'Winning' strategy is a pipe-dream

January 27, 2007|by Jonathan R. Burrs

It's always amazing to me as a military veteran to hear the perspective of politicians and some current and former military officers on matters pertaining to using the armed services in conflicts that will primarily be supported by military personnel they simply do not relate to.

Former House of Representatives candidate Andrew Duck's article, "Why the 'Surge' won't work in Iraq," was no exception! While I agree totally with several points of his strategy, his overall plan is based on flawed logic and an inaccurate assessment of the war, the Iraqi people, and the Middle East in general.

For starters, both Duck and President Bush should abandon attaching words like "winning" and "success" to their plans and strategies in Iraq.

Instead, they must recognize that at this point there are only degrees of losing - and which degree of losing do either of their plans support?


Counter-insurgency tactics should definitely be a top priority and strategy, however, only simultaneous with troop-redeployment efforts. Additionally, they must recognize that no single plan is unchangeable, especially in the Middle East.

Several contingent strategies should be developed so that when variables on the ground occur (which all of us have seen happen over the past three-plus years) that affect or render the current strategies less effective or completely ineffective, the military can easily transition into one of the contingent plans.

One major oversight in Duck's strategy is the failure to consider current morale amongst the enlisted ranks. Thanks to the Bush administration and various blatant lies it has conveyed to the military, esprit de corps is very low - so low that President Bush has probably lost what little respect the majority of members may have had for him.

Not to say the president can't find people to say nice things to the press that give a distorted view of him and how military members feel about fighting in Iraq. But almost every person I speak to, including veterans, active-duty service members and their families, have no confidence in the president as commander-in-chief and categorically do not want to be in Iraq! Without the ability to command the respect of the military, no strategy will yield even the slightest elements of success.

Another critical flaw in Duck's strategy is lack of consideration for the current state of military recruitment.

Overall military recruiting numbers are down, according to the U.S. Census Bureau and even lower among combat arms military occupation specialties (MOS), with no clear indicator that these trends will change in the near future.

However, the Department of Defense (DoD), as well as groups that support the president, continue to make claims that recruiting goals are being met.

A common practice of the DoD and military recruiting commands is to lower recruiting goals by implementing various programs that help good recruiters to make mission, especially during times of conflict when recruiting drops off drastically.

What this does is provides them with a back door to claim recruiting goals are being met, when in reality the goals have been changed to meet the current market or lack thereof.

Today, in order to maintain some semblance that military levels are good and also in an effort to deceive the American public into believing that military personnel support operations in Iraq, the DoD under Rumsfeld activated the Stop-Loss Program. The Stop-Loss Program forcibly retains military personnel.
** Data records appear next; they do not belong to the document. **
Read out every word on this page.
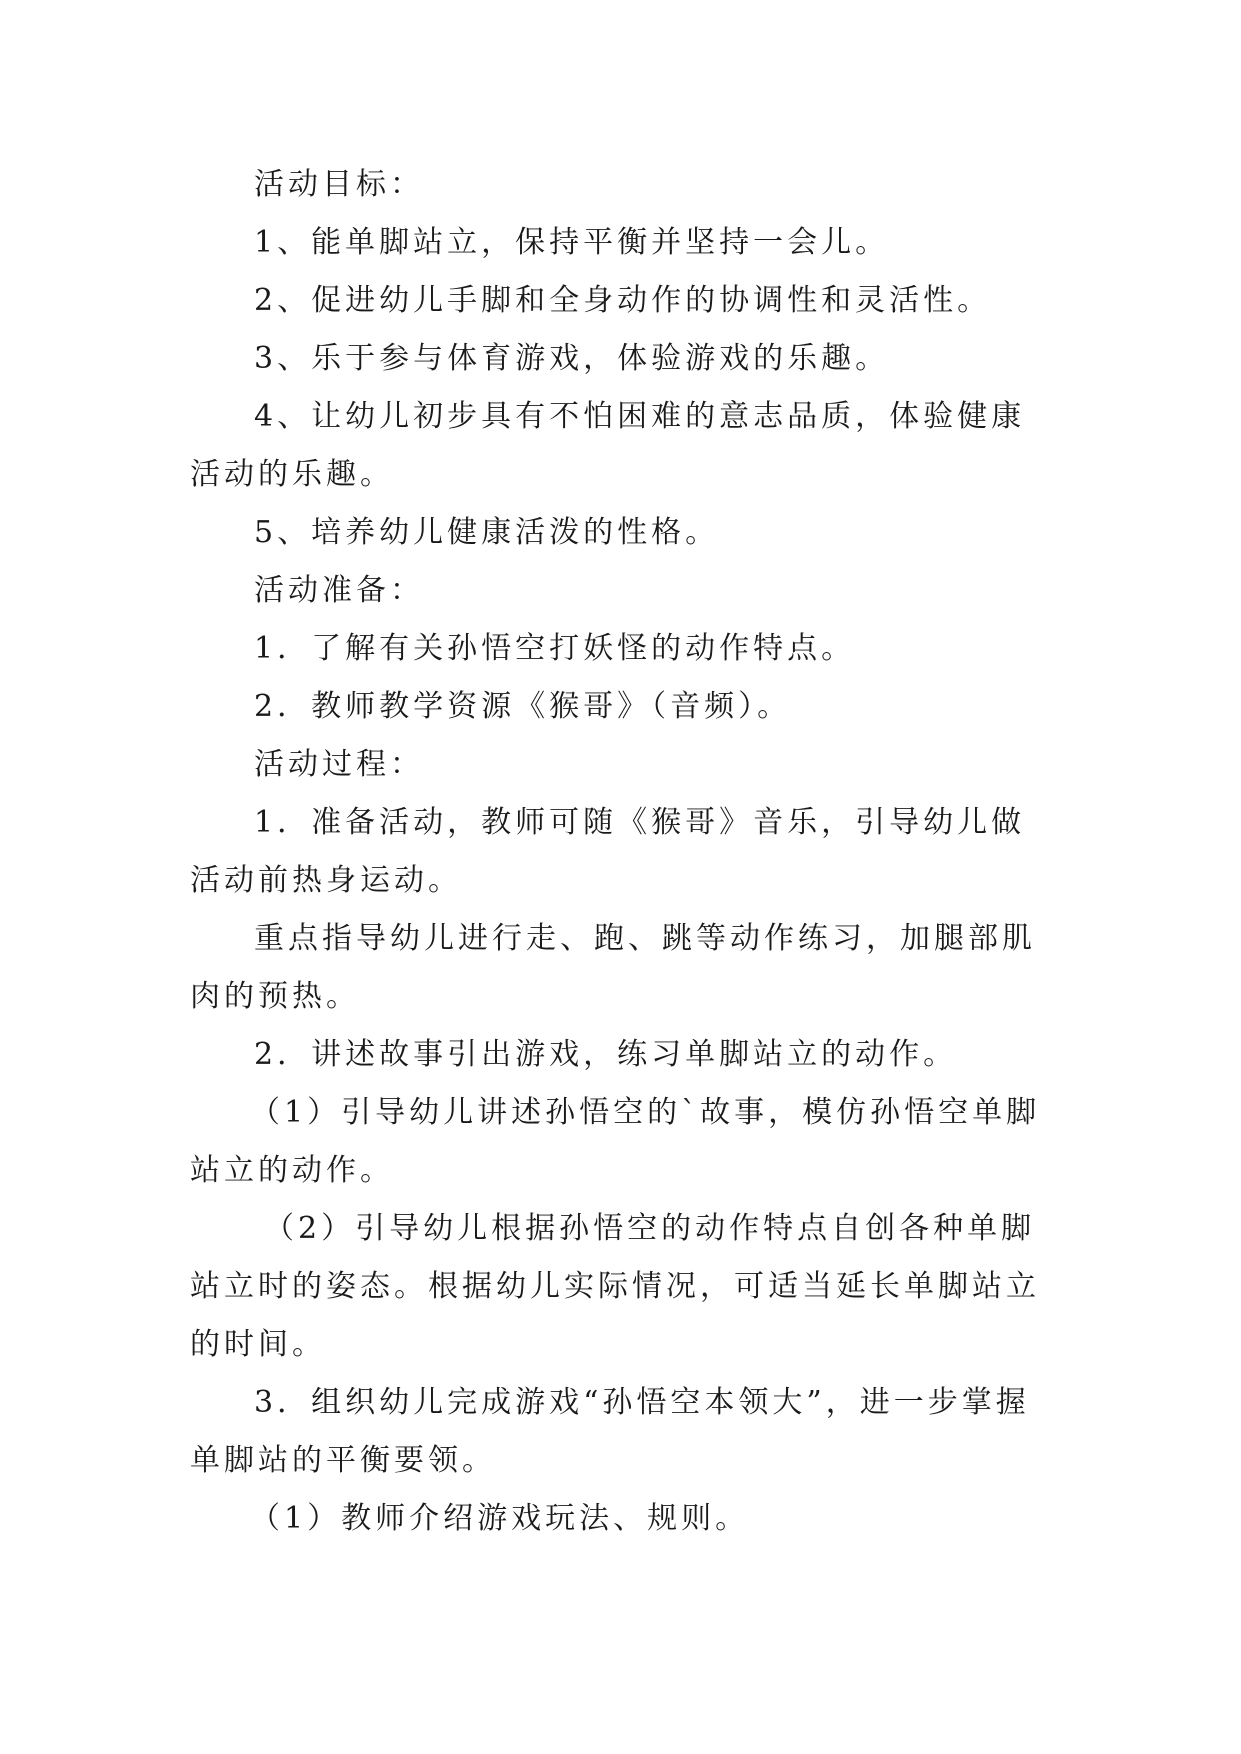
活动目标：

1、能单脚站立，保持平衡并坚持一会儿。

2、促进幼儿手脚和全身动作的协调性和灵活性。

3、乐于参与体育游戏，体验游戏的乐趣。

4、让幼儿初步具有不怕困难的意志品质，体验健康活动的乐趣。

5、培养幼儿健康活泼的性格。

活动准备：

1．了解有关孙悟空打妖怪的动作特点。

2．教师教学资源《猴哥》（音频）。

活动过程：

1．准备活动，教师可随《猴哥》音乐，引导幼儿做活动前热身运动。

重点指导幼儿进行走、跑、跳等动作练习，加腿部肌肉的预热。

2．讲述故事引出游戏，练习单脚站立的动作。

（1）引导幼儿讲述孙悟空的`故事，模仿孙悟空单脚站立的动作。

（2）引导幼儿根据孙悟空的动作特点自创各种单脚站立时的姿态。根据幼儿实际情况，可适当延长单脚站立的时间。

3．组织幼儿完成游戏“孙悟空本领大”，进一步掌握单脚站的平衡要领。

（1）教师介绍游戏玩法、规则。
Discharged soldiers are fraudulently enticed back into military duty with an Army reserve program called the "Try-One" option, under which the re-upped soldier is only committed for one year before deciding whether to stay or not. At the end of a year, however, the soldier is not allowed to leave the armed forces and many are sent to Iraq.

In short, Duck's strategy will not work any more than President Bush's strategies. After cutting through all the political rhetoric, one can only conclude that Duck is attempting to garner additional support for another bid at the U.S. House of Representatives in 2008 by giving voters the false impression that he knows the right direction America should be headed. In reality, he has no more of a clue than does President Bush.
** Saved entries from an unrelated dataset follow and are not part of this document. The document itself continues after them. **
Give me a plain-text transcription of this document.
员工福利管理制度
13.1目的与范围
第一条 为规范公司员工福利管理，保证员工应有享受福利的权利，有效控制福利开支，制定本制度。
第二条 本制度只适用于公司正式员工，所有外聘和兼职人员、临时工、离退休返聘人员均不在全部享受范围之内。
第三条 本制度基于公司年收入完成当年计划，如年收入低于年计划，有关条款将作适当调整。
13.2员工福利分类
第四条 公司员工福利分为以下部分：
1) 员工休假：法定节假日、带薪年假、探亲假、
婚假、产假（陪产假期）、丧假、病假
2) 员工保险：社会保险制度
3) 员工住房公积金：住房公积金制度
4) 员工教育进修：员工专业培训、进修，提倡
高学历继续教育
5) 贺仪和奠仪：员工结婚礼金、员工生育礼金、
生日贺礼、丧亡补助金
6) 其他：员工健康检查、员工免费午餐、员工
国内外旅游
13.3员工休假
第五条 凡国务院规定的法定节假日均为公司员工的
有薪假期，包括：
Not to say that all of his ideas are bad, because that would not be true either. But he, as well as policymakers, need to remember to keep the enlisted person in mind before and when developing strategies for the military.

These are the people who will determine success or failure. And from where I sit, these are the people least considered in any of the strategies presented thus far.
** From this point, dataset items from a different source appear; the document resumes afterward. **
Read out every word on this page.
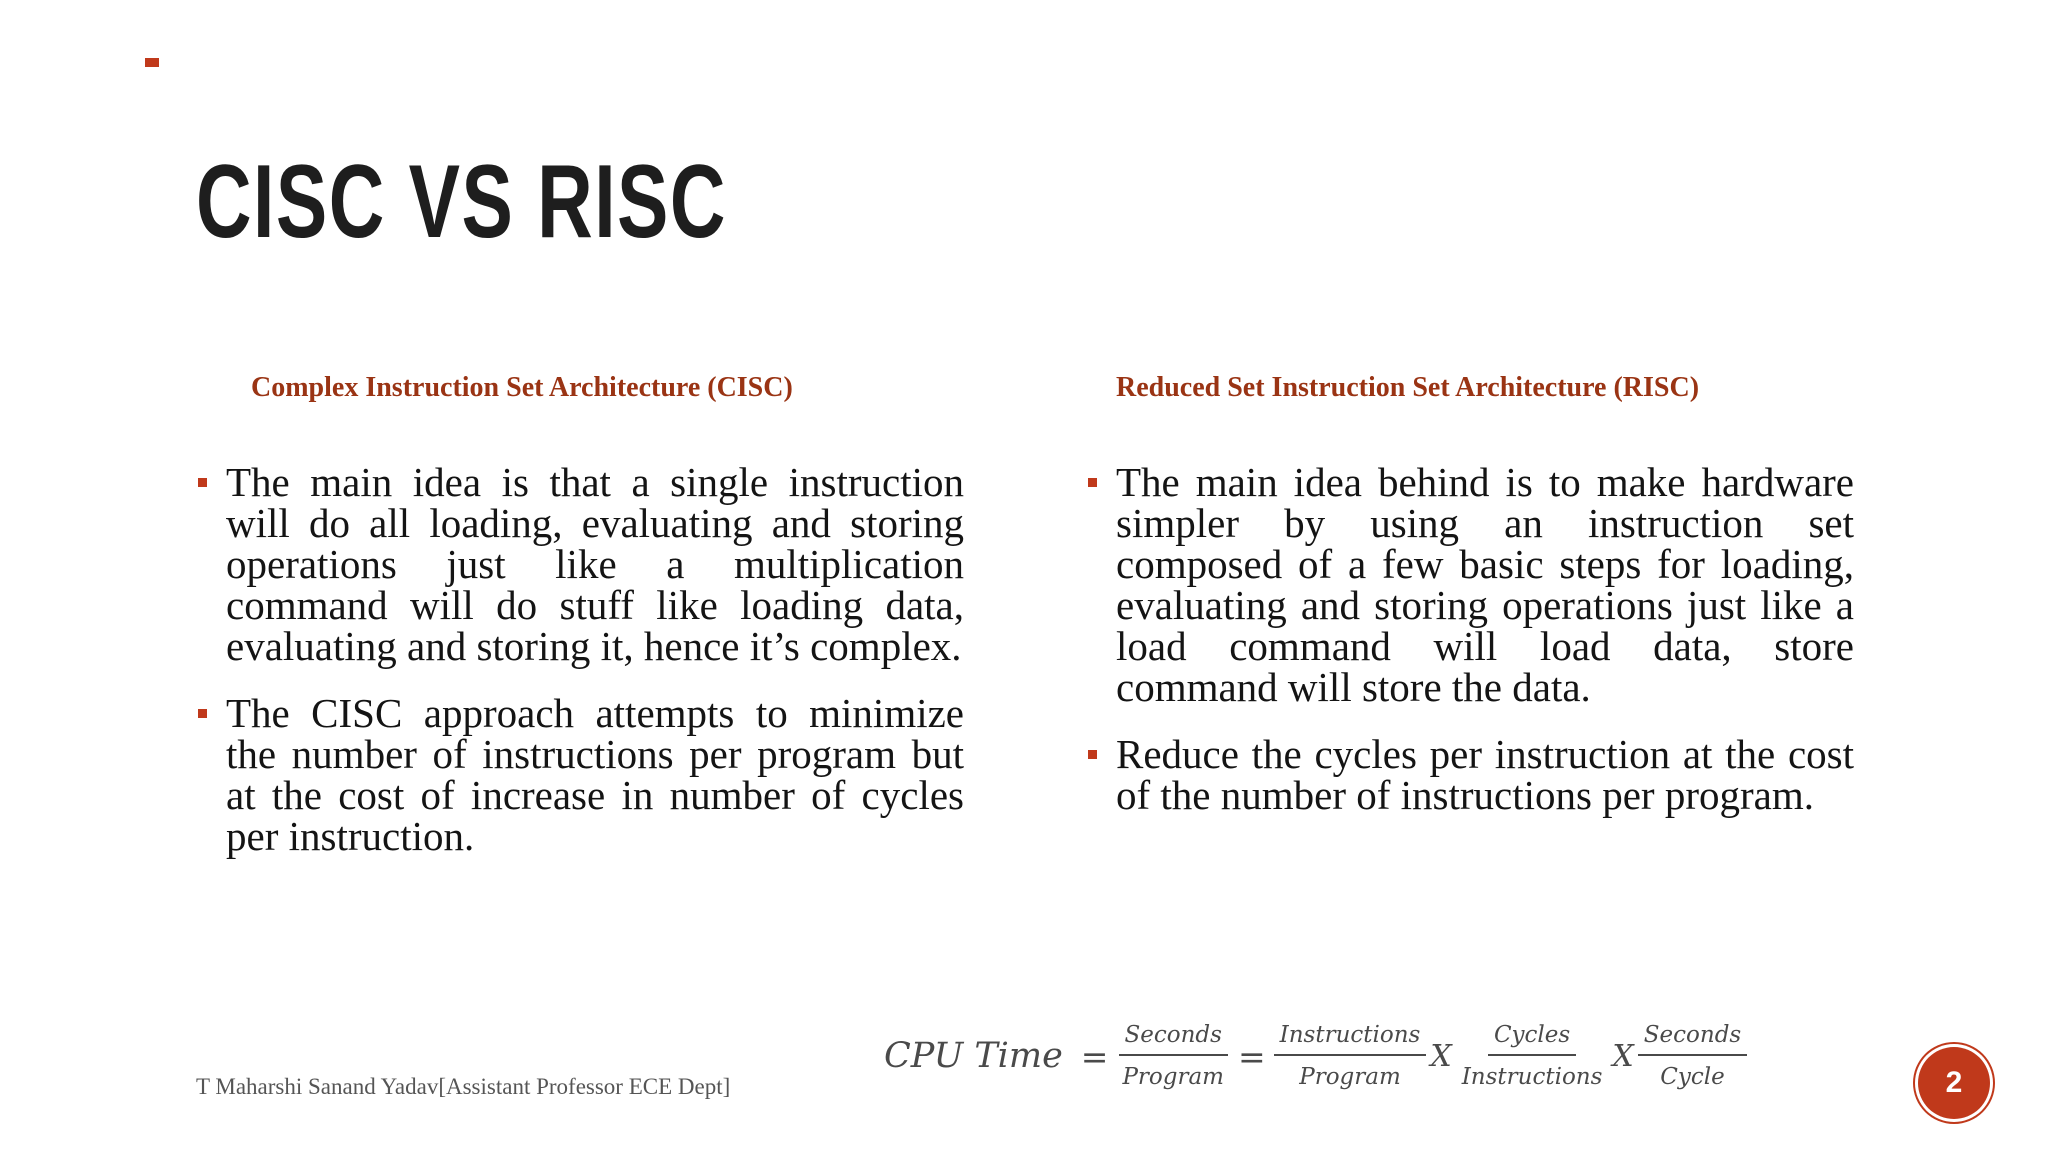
CISC VS RISC
Complex Instruction Set Architecture (CISC)	Reduced Set Instruction Set Architecture (RISC)
The main idea is that a single instruction will do all loading, evaluating and storing operations just like a multiplication command will do stuff like loading data, evaluating and storing it, hence it’s complex.
The CISC approach attempts to minimize the number of instructions per program but at the cost of increase in number of cycles per instruction.
The main idea behind is to make hardware simpler by using an instruction set composed of a few basic steps for loading, evaluating and storing operations just like a load command will load data, store command will store the data.
Reduce the cycles per instruction at the cost of the number of instructions per program.
T Maharshi Sanand Yadav[Assistant Professor ECE Dept]
CPU Time = $\frac{\text{Seconds}}{\text{Program}} = \frac{\text{Instructions}}{\text{Program}}$ X $\frac{\text{Cycles}}{\text{Instructions}}$ X $\frac{\text{Seconds}}{\text{Cycle}}$	2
Mr. Duck, President Bush and other bureaucrats continue to view the enlisted person as expendable pawns on a chess board whose sole purpose is to blindly follow orders and die for what they try to depict as a noble cause.

While following orders are absolutes for service members, leaders have a duty to make decisions responsibly, particularly before putting military personnel in harm's way. Neither Duck nor President Bush have shown where their plans are responsible!

Jonathan R. Burrs is a resident of Hagerstown.